Pupils enjoy Religious Education lessons and take an active part in them. They are
encouraged to share their own views, and speak willingly and openly of their own beliefs,
while being tolerant of the views of others. Teachers are aware of the needs and levels of
understanding of pupils, and tailor lessons appropriately – for example a lesson dealing with
the difficult subject of death was handled with great sensitivity.

A range of teaching techniques are used, such as role play, story telling, and Godly play,
which are used effectively in helping pupils to explore and express their own feelings. A wide
range of learning activities is used, such as written work, discussion, art, and so on. The
pace of lessons is good, and also allows time for reflection when appropriate.

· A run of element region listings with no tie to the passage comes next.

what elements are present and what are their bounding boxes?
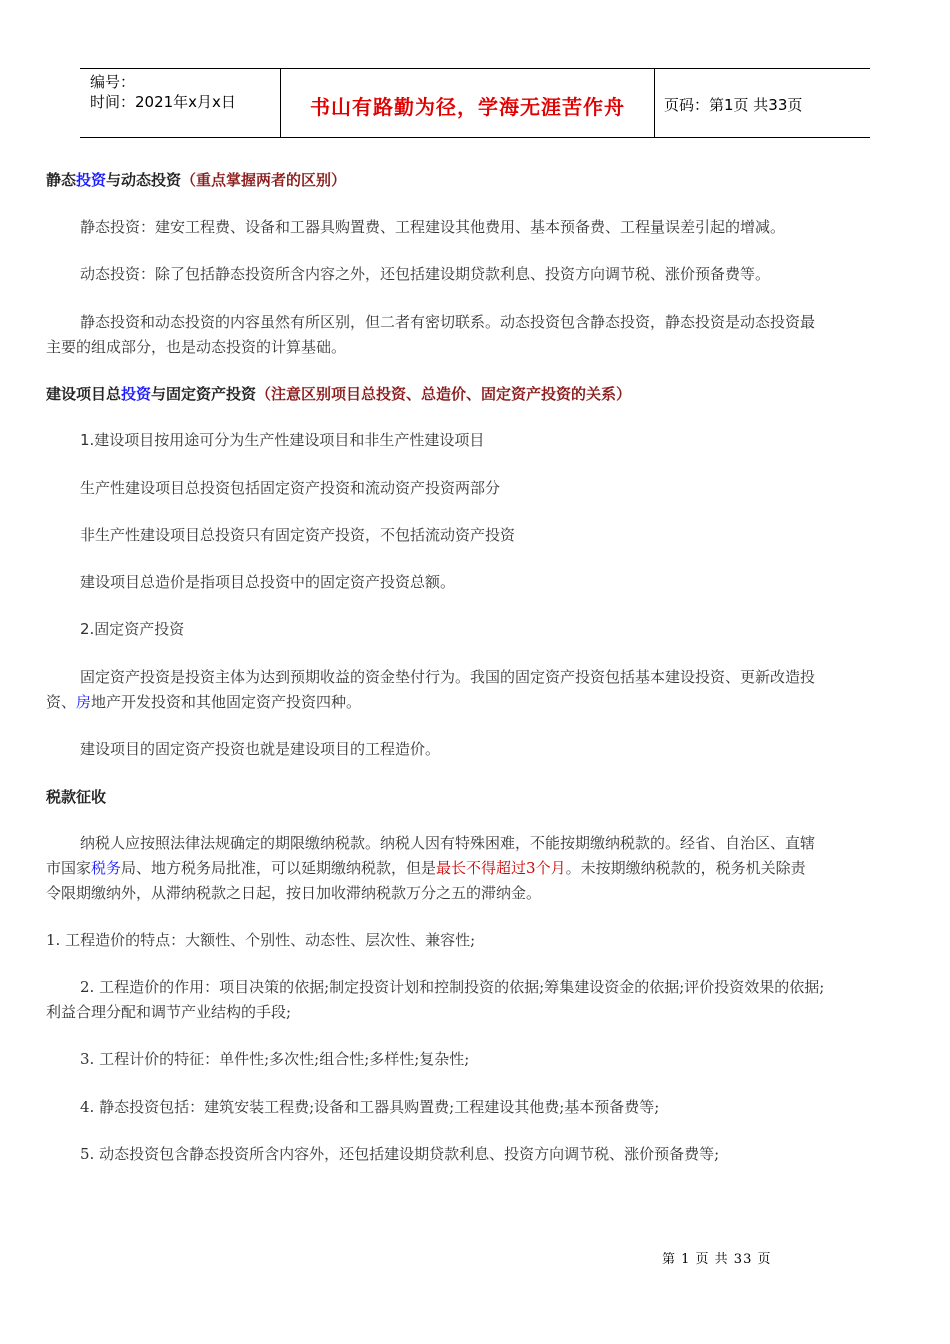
paragraph-text: 。未按期缴纳税款的，税务机关除责	[565, 859, 806, 877]
paragraph: 建设项目的固定资产投资也就是建设项目的工程造价。	[80, 740, 441, 758]
list-item: 4. 静态投资包括：建筑安装工程费;设备和工器具购置费;工程建设其他费;基本预备费等;	[80, 1098, 660, 1116]
section-heading-static-dynamic	[46, 168, 346, 193]
paragraph: 1.建设项目按用途可分为生产性建设项目和非生产性建设项目	[80, 431, 485, 449]
header-page-info: 页码：第1页 共33页	[664, 96, 803, 114]
highlighted-text: 最长不得超过3个月	[436, 859, 566, 877]
paragraph: 主要的组成部分，也是动态投资的计算基础。	[46, 338, 347, 356]
heading-text: 建设项目总	[46, 385, 122, 403]
paragraph: 静态投资：建安工程费、设备和工器具购置费、工程建设其他费用、基本预备费、工程量误差引起的增减。	[80, 218, 786, 236]
heading-note: （重点掌握两者的区别）	[181, 171, 347, 189]
paragraph: 令限期缴纳外，从滞纳税款之日起，按日加收滞纳税款万分之五的滞纳金。	[46, 884, 542, 902]
heading-text: 静态	[46, 171, 77, 189]
paragraph	[46, 856, 806, 881]
paragraph-text: 地产开发投资和其他固定资产投资四种。	[91, 693, 362, 711]
section-heading-total-investment	[46, 382, 631, 407]
list-item: 5. 动态投资包含静态投资所含内容外，还包括建设期贷款利息、投资方向调节税、涨价预备费等;	[80, 1145, 720, 1163]
list-item: 2. 工程造价的作用：项目决策的依据;制定投资计划和控制投资的依据;筹集建设资金的依据;评价投资效果的依据;	[80, 978, 825, 996]
paragraph: 建设项目总造价是指项目总投资中的固定资产投资总额。	[80, 573, 456, 591]
heading-text: 与固定资产投资	[151, 385, 257, 403]
paragraph: 静态投资和动态投资的内容虽然有所区别，但二者有密切联系。动态投资包含静态投资，静态投资是动态投资最	[80, 313, 816, 331]
page-footer: 第 1 页 共 33 页	[662, 1252, 772, 1267]
paragraph-text: 市国家	[46, 859, 92, 877]
list-item-continuation: 利益合理分配和调节产业结构的手段;	[46, 1003, 292, 1021]
paragraph-text: 资、	[46, 693, 77, 711]
document-time-label: 时间：2021年x月x日	[90, 93, 236, 111]
header-motto: 书山有路勤为径，学海无涯苦作舟	[310, 95, 625, 119]
heading-link-text[interactable]: 投资	[121, 385, 152, 403]
inline-link-text[interactable]: 税务	[91, 859, 122, 877]
header-motto-cell	[280, 69, 655, 137]
heading-note: （注意区别项目总投资、总造价、固定资产投资的关系）	[256, 385, 632, 403]
document-header	[80, 68, 870, 138]
paragraph: 纳税人应按照法律法规确定的期限缴纳税款。纳税人因有特殊困难，不能按期缴纳税款的。经省、自治区、直辖	[80, 834, 816, 852]
section-heading-tax-collection: 税款征收	[46, 788, 107, 806]
header-left-cell	[80, 69, 280, 137]
header-page-cell	[654, 69, 870, 137]
list-item: 3. 工程计价的特征：单件性;多次性;组合性;多样性;复杂性;	[80, 1050, 470, 1068]
paragraph: 生产性建设项目总投资包括固定资产投资和流动资产投资两部分	[80, 479, 501, 497]
document-number-label: 编号：	[90, 73, 136, 91]
paragraph	[46, 690, 361, 715]
inline-link-text[interactable]: 房	[76, 693, 92, 711]
paragraph: 非生产性建设项目总投资只有固定资产投资，不包括流动资产投资	[80, 526, 516, 544]
list-item: 1. 工程造价的特点：大额性、个别性、动态性、层次性、兼容性;	[46, 931, 476, 949]
paragraph: 2.固定资产投资	[80, 620, 185, 638]
heading-text: 与动态投资	[106, 171, 182, 189]
paragraph-text: 局、地方税务局批准，可以延期缴纳税款，但是	[121, 859, 437, 877]
paragraph: 动态投资：除了包括静态投资所含内容之外，还包括建设期贷款利息、投资方向调节税、涨价预备费等。	[80, 265, 771, 283]
heading-link-text[interactable]: 投资	[76, 171, 107, 189]
paragraph: 固定资产投资是投资主体为达到预期收益的资金垫付行为。我国的固定资产投资包括基本建设投资、更新改造投	[80, 668, 816, 686]
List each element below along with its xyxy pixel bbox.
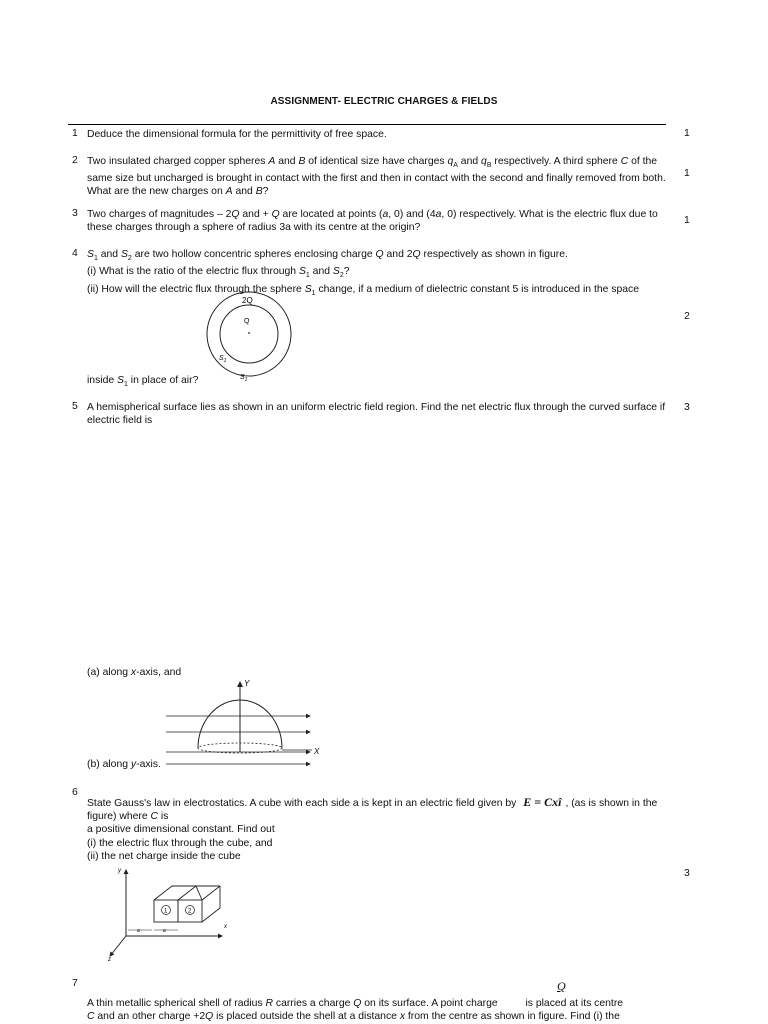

Religious Education contributes well to pupils’ Spiritual, Moral, Social and Cultural
development. Opportunities for such development are planned into the lessons, and pupils
respond readily. They have a good understanding of the Anglican faith and traditions, which
is also reflected in Collective Worship.


The effectiveness of the leadership and management of the school as a church school
is good.

The Headteacher and governors give good leadership to the school. Many governors spend
time in the school helping in various ways, so they have a good understanding and
knowledge of the school. Staff are very positive about the school’s leadership and
management. They feel valued by the leadership team, and welcome the importance placed
on maintaining staff well-being.

The leadership team works well to promote a distinctive and active Christian vision for the
school, and Christian values underpin the school’s life and work. This is reflected in the
school development plan, and is emphasised when new staff are recruited. Parents and
members of the wider community speak very highly of the family atmosphere generated
through the school’s caring relationships, and are very happy with the school. They feel well
informed about the school’s activities, and enjoy the fact that they are positively encouraged
to get involved in school life in a number of ways, for example as classroom helpers, after
school clubs or fundraising.

Links with several other churches and the wider community are good. Clergy and other
church members contribute to Collective Worship and other school activities, such as
running holiday activities for pupils. The school hall is used for Sunday worship by an Indian
Christian group. The school regularly contributes to the parish magazine. The school does
not yet have a policy for Spiritual, Moral, Social and Cultural development, which limits the
extent to which staff and governors have a shared understanding and vision of how to
encourage such development within the whole curriculum.